The example code is actually fairly simple seeing as the heavy lifting is done by the pre-complied library. I turn on and set up the on-chip analog to digital converter and then take 1024 samples storing them in SRAM. There are no imaginary samples so I just store 0 every other sample. The array is then sent as an argument to the Fast Fourier Transform function along with a separate pointer to another location in SRAM on the LPC1769 where the results are stored. The magnitude is then calculated and scaled for printing to the terminal. Because I am using a higher resolution FFT I just print a few of the frequency bins (in the video I print 74) so that it will fit on my screen. My current code doesn’t use interrupts and so the sampling frequency depends on the execution time to store the ADC results in  SRAM along with some logic operations and the 65 clock cycles for the actual conversion. When it is all set and done I repeat the process at 20Hz.

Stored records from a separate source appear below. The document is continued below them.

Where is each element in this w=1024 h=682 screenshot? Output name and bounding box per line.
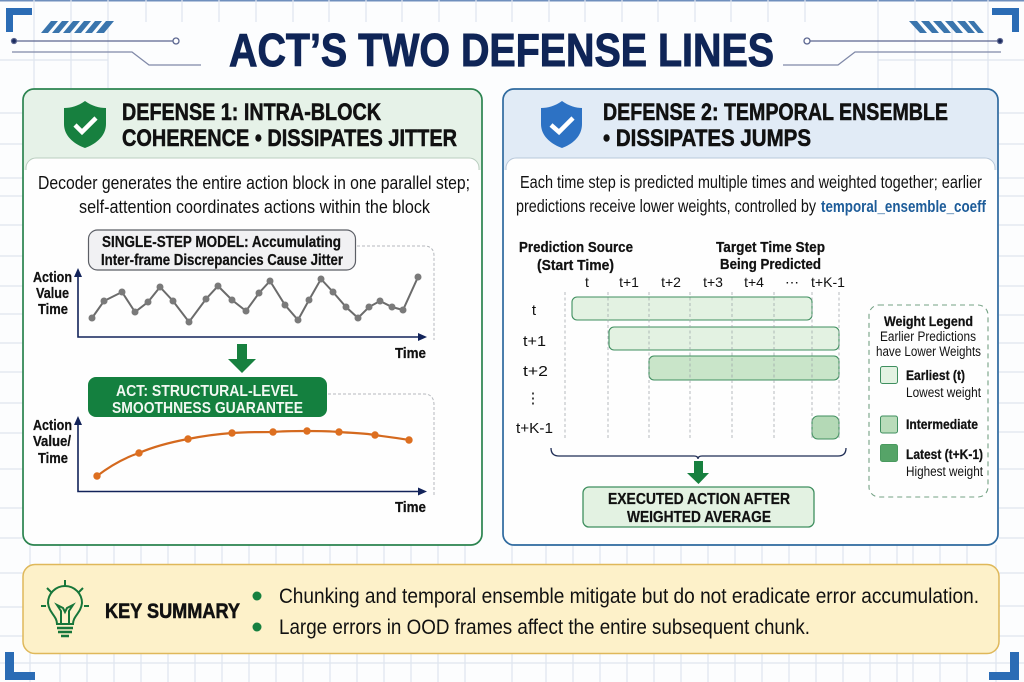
chart: ACT smooth line: Time — [395, 500, 426, 516]
column and row headers: t+4 — [744, 274, 764, 290]
column and row headers: Target Time Step — [716, 239, 825, 256]
prediction bars — [572, 297, 839, 439]
icon: green shield with check — [64, 101, 106, 148]
decoration: right circuit lines — [783, 38, 1002, 65]
heading: defense 1: COHERENCE • DISSIPATES JITTER — [122, 125, 457, 152]
chart: ACT smooth line: Value/ — [33, 434, 71, 450]
brace — [551, 448, 846, 459]
text: defense 1 description: Decoder generates the entire action block in one parallel step; — [38, 173, 470, 193]
chart: temporal ensemble prediction grid — [516, 239, 846, 527]
chart: ACT smooth line: Time — [38, 451, 68, 467]
decoration: right hatch stripes — [909, 21, 984, 33]
column and row headers: t — [585, 274, 589, 290]
column and row headers: ⋮ — [526, 390, 540, 407]
panel: defense 2 — [503, 89, 998, 545]
panel: key summary — [23, 564, 999, 654]
column and row headers: t — [532, 302, 537, 319]
legend: weights: Earlier Predictions — [880, 329, 976, 344]
panel: defense 1 — [23, 89, 482, 545]
chart: single-step jitter line: Value — [36, 286, 69, 302]
column and row headers: ⋯ — [785, 274, 799, 290]
legend: weights: Earliest (t) — [906, 368, 965, 383]
column and row headers: Prediction Source — [519, 239, 633, 256]
column and row headers — [516, 239, 845, 437]
column and row headers: Being Predicted — [720, 256, 821, 273]
bullet list — [252, 585, 979, 639]
legend: weights: Intermediate — [906, 417, 978, 432]
chart: single-step jitter line — [33, 246, 434, 362]
title: ACT’S TWO DEFENSE LINES — [229, 24, 774, 76]
text: defense 2 description: temporal_ensemble_coeff — [821, 198, 986, 216]
column and row headers: (Start Time) — [537, 257, 614, 274]
heading: defense 2: DEFENSE 2: TEMPORAL ENSEMBLE — [603, 99, 948, 126]
decoration: top-left corner bracket — [6, 8, 32, 32]
legend: weights: Weight Legend — [884, 313, 973, 329]
chart: single-step jitter line: Action — [33, 270, 72, 286]
icon: blue shield with check — [541, 101, 582, 148]
callout: ACT smoothness: SMOOTHNESS GUARANTEE — [112, 400, 303, 417]
column and row headers: t+1 — [619, 274, 639, 290]
heading: defense 2: • DISSIPATES JUMPS — [603, 125, 811, 152]
text: defense 1 description — [38, 173, 470, 217]
heading: defense 2 — [603, 99, 948, 152]
legend: weights: Latest (t+K-1) — [906, 447, 983, 462]
decoration: left circuit lines — [12, 38, 201, 65]
decoration: top-right corner bracket — [992, 8, 1019, 32]
legend: weights: have Lower Weights — [876, 344, 981, 359]
label: key summary: KEY SUMMARY — [105, 600, 240, 623]
callout: single-step model: SINGLE-STEP MODEL: Accumulating — [102, 234, 341, 251]
heading: defense 1: DEFENSE 1: INTRA-BLOCK — [122, 99, 382, 126]
text: defense 2 description: predictions receive lower weights, controlled by — [516, 196, 816, 216]
column and row headers: t+K-1 — [811, 274, 845, 290]
arrow: down to executed action — [687, 461, 709, 484]
chart: single-step jitter line: Time — [38, 302, 68, 318]
chart: single-step jitter line: Time — [395, 346, 426, 362]
decoration: bottom-left corner bracket — [5, 652, 35, 680]
arrow: down to ACT — [228, 344, 256, 373]
box: executed action: EXECUTED ACTION AFTER — [608, 491, 790, 508]
column and row headers: t+2 — [523, 363, 548, 380]
text: defense 2 description — [516, 172, 986, 216]
callout: single-step model — [88, 230, 356, 270]
decoration: left hatch stripes — [41, 21, 114, 33]
icon: light bulb — [41, 580, 89, 636]
callout: ACT smoothness — [88, 377, 327, 417]
legend: weights — [869, 305, 988, 497]
decoration: bottom-right corner bracket — [989, 652, 1019, 680]
callout: ACT smoothness: ACT: STRUCTURAL-LEVEL — [116, 383, 298, 400]
text: defense 1 description: self-attention coordinates actions within the block — [79, 197, 431, 217]
box: executed action: WEIGHTED AVERAGE — [627, 509, 771, 526]
chart: ACT smooth line: Action — [33, 418, 72, 434]
heading: defense 1 — [122, 99, 457, 152]
column and row headers: t+1 — [523, 333, 546, 350]
chart: ACT smooth line — [33, 394, 434, 516]
legend: weights: Highest weight — [906, 464, 983, 479]
bullet list: Large errors in OOD frames affect the entire subsequent chunk. — [279, 616, 810, 639]
legend: weights: Lowest weight — [906, 385, 981, 400]
box: executed action — [583, 487, 814, 527]
column and row headers: t+3 — [703, 274, 723, 290]
column and row headers: t+2 — [661, 274, 681, 290]
column and row headers: t+K-1 — [516, 420, 553, 437]
callout: single-step model: Inter-frame Discrepancies Cause Jitter — [101, 252, 343, 269]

The hardware setup was very simple. An arbitrary signal comes from my function generator centered at 1.5V and fed through an RC low pass filter with a cutoff frequency at ~70KHz for anti-aliasing. This is roughly around the Nyquist frequency of the ADC as I am sampling at around 160KSPS. For practical applications this wouldn’t work well and would allow a lot of signals to alias into the sampled signal, however it takes the edge off of what I was working with.

In all it took a couple hours to get everything set up and running correctly. I will clean up my code and use interrupts in the future to get a more predictable sampling frequency. For now my code is available on my GitHub repository.

https://github.com/willhb/lpc/tree/master/fft_adc.lpc17xx

Wireless Module Prototype


 

This is a random idea I had a few months ago. I wanted a small cheap wireless module that could be setup as a mesh network of sensors. This of course could be describing XBees, but I wanted something of my own. My implementation uses the RFM12B wireless module which costs around 6$ in single quantities. An ATtiny84 microcontroller on back will do all of the processing over SPI.

 

RFM12B
Prototype partially assembled.

My prototype board is partially assembled. I am missing some 0603 resistors needed to connect the SPI lines on the wireless module to the MCU. I also reminded myself how painful it is to try and solder SMT parts without the proper equipment. I am a fan of solder paste and a cheap reflow oven. If those aren’t available a regular soldering iron works as long as there is plenty of flux. With plenty of flux soldering 0402 isn’t even a problem! Unfortunately my flux was nowhere to be found. I’m saving my second prototype board for when I have some solder paste and can compare the two boards.

In terms of the idea behind the board, I plan on writing my own software to communicate between nodes on a wireless mesh network. There are two outputs/inputs on each node. This means I could easily attach 1-wire or analog sensors to the board, toggle a switch, send IR commands, etc.

The next revision of the board will be smaller, hopefully matching the dimensions of the wireless module. It will also include a coin cell battery holder.

More to come when I get the parts I need and I start on the software.